El punto 1 es quizás el más simbólico. Los 200 diputados de representación proporcional —las llamadas plurinominales— ya no se asignarán mediante listas cerradas. En su lugar, 100 escaños serán para los mejores segundos lugares en sus distritos, y los otros 100 se elegirán directamente por la gente, con paridad de género como principio rector. La fórmula busca acercar el congreso a la ciudadanía y romper con la designación cupular.
La fiscalización también se endurece. El punto 3 plantea que el INE tenga acceso oportuno a las operaciones financieras de partidos y candidatos, con prohibición absoluta del uso de efectivo. Todo el dinero deberá moverse dentro del sistema financiero, y se impulsará el uso de tecnologías para rastrear los recursos.
El voto en el extranjero, una demanda histórica, encuentra espacio en el punto 4. Se crearán ocho diputaciones migrantes y se fortalecerán los mecanismos para que los mexicanos residentes fuera del país puedan participar en esa elección. La representación, dice la iniciativa, debe incluir a quienes están lejos.
La comunicación política también se ajusta. El punto 5 reduce los tiempos de radio y televisión para los partidos en periodo electoral: de 48 a 35 minutos diarios por emisora. Menos spots, más contenido, es la lógica implícita.
La inteligencia artificial entra por primera vez en la ley electoral. El punto 6 propone regular su uso en campañas, así como el de bots y otros mecanismos artificiales en redes sociales que busquen alterar los comicios. Es un intento de ponerle dique a la desinformación automatizada.

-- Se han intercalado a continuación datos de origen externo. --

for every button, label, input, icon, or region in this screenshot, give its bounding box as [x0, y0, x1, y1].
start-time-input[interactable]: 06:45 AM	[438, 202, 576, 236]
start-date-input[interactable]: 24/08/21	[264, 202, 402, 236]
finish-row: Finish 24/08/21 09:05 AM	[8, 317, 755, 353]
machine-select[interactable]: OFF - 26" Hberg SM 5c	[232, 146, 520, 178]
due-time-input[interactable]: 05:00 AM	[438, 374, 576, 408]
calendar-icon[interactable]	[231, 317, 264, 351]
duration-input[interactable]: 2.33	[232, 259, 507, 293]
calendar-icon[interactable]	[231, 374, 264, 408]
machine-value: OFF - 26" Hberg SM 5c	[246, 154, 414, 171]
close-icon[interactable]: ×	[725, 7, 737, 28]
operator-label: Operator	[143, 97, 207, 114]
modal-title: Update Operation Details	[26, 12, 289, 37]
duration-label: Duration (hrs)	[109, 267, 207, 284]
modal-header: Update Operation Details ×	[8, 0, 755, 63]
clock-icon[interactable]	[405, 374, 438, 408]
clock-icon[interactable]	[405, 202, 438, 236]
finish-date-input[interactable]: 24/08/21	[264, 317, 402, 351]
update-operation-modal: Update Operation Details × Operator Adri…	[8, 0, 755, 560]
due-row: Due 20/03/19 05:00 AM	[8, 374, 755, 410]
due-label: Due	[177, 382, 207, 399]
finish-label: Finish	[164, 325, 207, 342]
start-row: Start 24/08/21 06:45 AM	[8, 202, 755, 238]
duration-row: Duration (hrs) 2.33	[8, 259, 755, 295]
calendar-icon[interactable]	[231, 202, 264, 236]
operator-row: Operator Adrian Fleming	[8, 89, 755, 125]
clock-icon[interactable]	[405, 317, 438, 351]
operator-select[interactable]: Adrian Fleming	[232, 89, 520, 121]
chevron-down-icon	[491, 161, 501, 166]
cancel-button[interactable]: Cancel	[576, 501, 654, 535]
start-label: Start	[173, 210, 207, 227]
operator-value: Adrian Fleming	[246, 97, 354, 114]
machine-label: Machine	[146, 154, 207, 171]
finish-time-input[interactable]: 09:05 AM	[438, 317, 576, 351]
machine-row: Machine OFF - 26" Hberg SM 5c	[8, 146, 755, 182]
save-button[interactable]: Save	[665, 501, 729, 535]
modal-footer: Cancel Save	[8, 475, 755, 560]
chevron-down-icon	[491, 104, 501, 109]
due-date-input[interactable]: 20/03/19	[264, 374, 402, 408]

Los cómputos distritales, según el punto 7, iniciarán al término de la jornada electoral. La idea es dar certeza lo más pronto posible y evitar las largas esperas que en el pasado generaron desconfianza.
La democracia participativa se amplía en el punto 8. Plebiscitos, consultas populares y revocación de mandato se fortalecerán en estados y municipios, con posibilidad de usar tecnologías como el voto electrónico. Es un guiño a la participación directa más allá de las urnas tradicionales.
El punto 9 ataca una práctica muy mexicana: el nepotismo. Los cargos de elección popular no podrán ser heredados a familiares directos. La frase suena simple, pero su implementación podría sacudir dinastías políticas locales.
Finalmente, el punto 10 prohíbe la reelección consecutiva inmediata en todos los niveles a partir de 2023. Con esto, Sheinbaum cierra la puerta a la perpetuación en el poder que se había abierto en reformas anteriores.
La presidenta fue clara en que la decisión final está en el Congreso. Pero también dejó claro que no se tomará como una derrota personal si la iniciativa no prospera. “Para mí es una victoria porque estoy presentando una propuesta que me pidió la gente”, afirmó. Y reveló que tiene un “plan B” en caso de rechazo, aunque evitó dar detalles.
El Decálogo ya está en manos de los diputados. Lo que pase después definirá no solo el futuro electoral de México, sino también la capacidad de Sheinbaum para mover las piezas del tablero legislativo.